I had the occasion to run today in Connecticut, and I spent the hour-long drive up the Merritt to the panhandle trying unsuccessfully to remember the last time I’d been in Connecticut for an actual visit. Long Islanders (I’m one by birth) spend little time thinking about Connecticut. We know it as the state of Yale University, Joe Lieberman, and the setting for Mystic Pizza. Connecticut is the fuzzy landmass on the other side of the Long Island Sound. Surely, if Connecticut were worthy of our consideration, the sound would have been named after Connecticut, and not Long Island, right? (Long Islanders are much more interested in New Jersey, the state that once had the temerity to suggest Ellis Island and the Statue of Liberty should be within its boundaries, and to sneak off with our football teams.) When I think of Connecticut, I think of suburban soccer moms ensconced in houses surrounded by stone walls, and I think of pumped-up bond traders and hedge-fund managers shoving their way into Greenwich. I think of formidable women clutching G&T’s and laughing without ever opening their mouths. To be fair, I also conjur up acres of rolling hills and woods, farmhouses and tidy colonials, winding roads and charming town centers. Grandma Moses-style countrysides, barking dogs, American Revolution history, the best expressions of New England propriety.
When I finally arrived at the start of our planned route and stepped out of the car, my first impression was a smell. I could have sworn the subtlest scent of homemade donuts, warm maple syrup, and apple cider gently wafted at me from across the pastures. I didn’t believe it, so I stilled myself and breathed deeply. Yes, it was there. I looked around. Wide pastures, low stone walls, an occasional stand of trees that would normally be leafy, barns and stables–we were in Connecticut horse country (if such a thing exists), I supposed. Or is the whole state horse country? I didn’t know, feeling very much a city girl outside her natural habitat. And so we were off, in an endearing chorus of chirps and beeps as everyone clicked on their watches. (I didn’t have to tell little G we weren’t in Sunnyside anymore, his GPS already had it sorted. )

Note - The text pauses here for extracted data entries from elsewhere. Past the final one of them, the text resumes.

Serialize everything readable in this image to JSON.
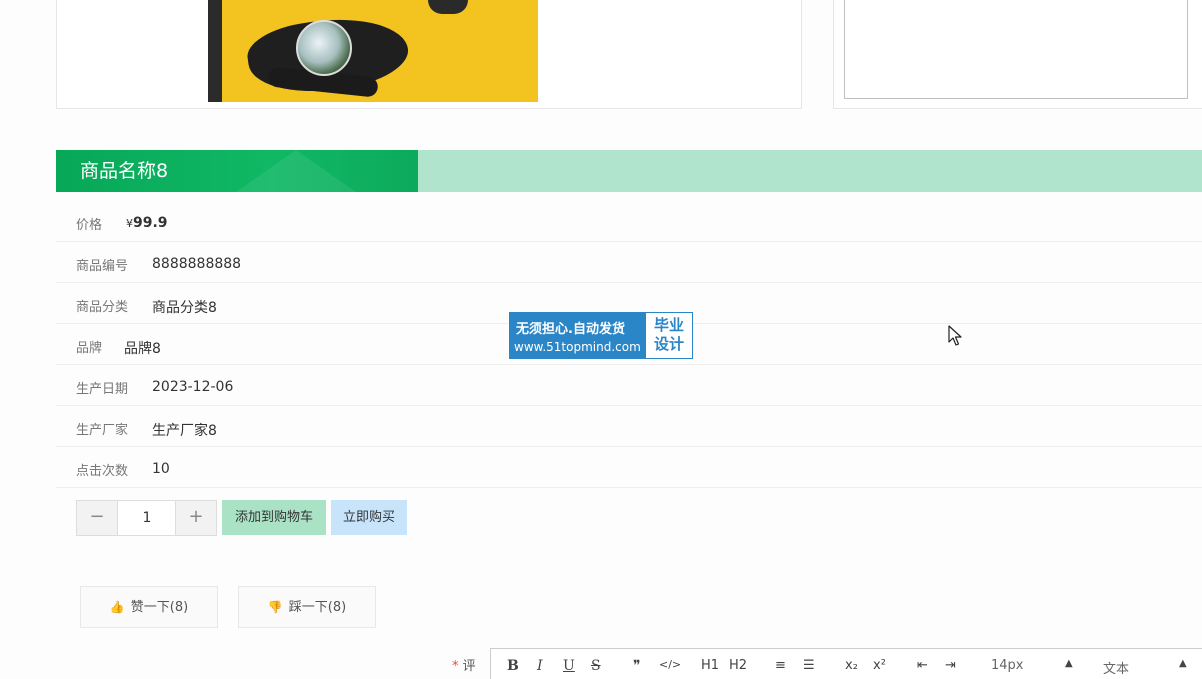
{
  "product": {
    "title": "商品名称8",
    "price_label": "价格",
    "price_currency": "¥",
    "price_value": "99.9",
    "fields": [
      {
        "label": "商品编号",
        "value": "8888888888"
      },
      {
        "label": "商品分类",
        "value": "商品分类8"
      },
      {
        "label": "品牌",
        "value": "品牌8"
      },
      {
        "label": "生产日期",
        "value": "2023-12-06"
      },
      {
        "label": "生产厂家",
        "value": "生产厂家8"
      },
      {
        "label": "点击次数",
        "value": "10"
      }
    ]
  },
  "watermark": {
    "line1": "无须担心.自动发货",
    "line2": "www.51topmind.com",
    "right_top": "毕业",
    "right_bottom": "设计"
  },
  "purchase": {
    "minus": "−",
    "quantity": "1",
    "plus": "+",
    "add_to_cart": "添加到购物车",
    "buy_now": "立即购买"
  },
  "votes": {
    "like": "赞一下(8)",
    "dislike": "踩一下(8)"
  },
  "comment": {
    "required_mark": "*",
    "label": "评",
    "toolbar": [
      "B",
      "I",
      "U",
      "S",
      "❞",
      "</>",
      "H1",
      "H2",
      "≡",
      "☰",
      "x₂",
      "x²",
      "⇤",
      "⇥"
    ],
    "font_size": "14px",
    "block_type": "文本"
  },
  "colors": {
    "title_green": "#07a858",
    "title_bar_light": "#b0e4cc",
    "cart_button": "#a9e2c5",
    "buy_button": "#c7e4fb",
    "watermark_blue": "#2b86c8"
  }
}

The sky stretched across before us, pale blue and cloudless. The sun shone with the wan joy of a family matriarch. With no breeze to stir the trees, they stood patiently waiting for us to run by, their sole amusement, sometimes all in a line on either side of the back roads, other times in crowds that pushed back from property lines and half-hid gabled houses. It was cold, make no mistake, but it wasn’t anything a hat and gloves couldn’t handily render innocuous.

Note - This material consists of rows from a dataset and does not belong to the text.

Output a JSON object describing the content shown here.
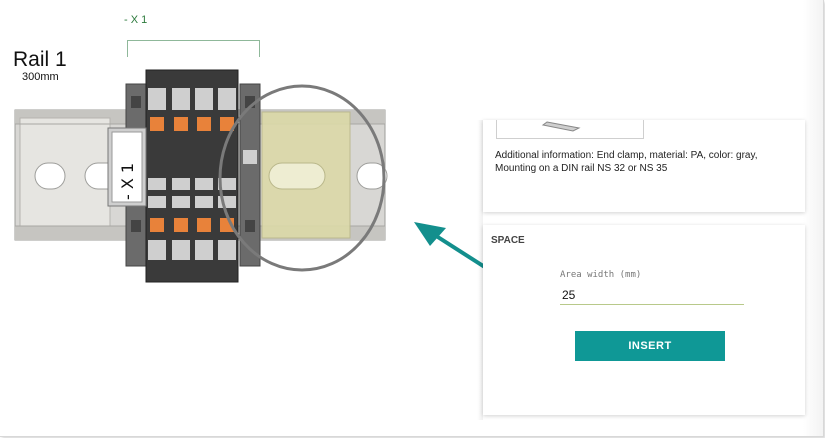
{
  "rail": {
    "title": "Rail 1",
    "length": "300mm"
  },
  "group": {
    "label": "- X 1",
    "marker_text": "- X 1"
  },
  "info": {
    "text": "Additional information: End clamp, material: PA, color: gray, Mounting on a DIN rail NS 32 or NS 35"
  },
  "space": {
    "title": "SPACE",
    "area_width_label": "Area width (mm)",
    "area_width_value": "25",
    "insert_label": "INSERT"
  },
  "colors": {
    "accent": "#0f9896",
    "terminal_orange": "#e8823a",
    "terminal_dark": "#3a3a3a",
    "highlight": "#dcd9a8",
    "arrow": "#138f8d"
  },
  "icons": {
    "pointer_arrow": "arrow-icon"
  }
}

We ran on, up some steep hills, around some gentle turns. Something about this landscape hushed me, removed my usually chatty mood on these social runs and replaced it with something more pensive and interior. We ran past couples out with their dogs for a Sunday constitutional, a trio of horseback riders (each kitted out in a wine-red jacket), and made way for what seemed like a hundred SUVs. Despite this tranquil setting, it was clear that I was laboring, because I was asked no fewer than five times, “Are you feeling okay?” How mortifying, done in by five miles of 9:30’s, in front of runners who have seen me stronger.
Before I knew it, we were back at the cluster of cars, and I was sorry to see the workout end. Even though my right leg was tired, and my left shin achy, a part of me wanted to keep going, wanted another loop to see if the hills would feel easier now that I knew their swells, and if the trees would seem friendlier now that I’d already jogged past once, with appreciation. What would they tell me, without me asking a question, as they hunkered down into their winter freeze, if I ran lightly through?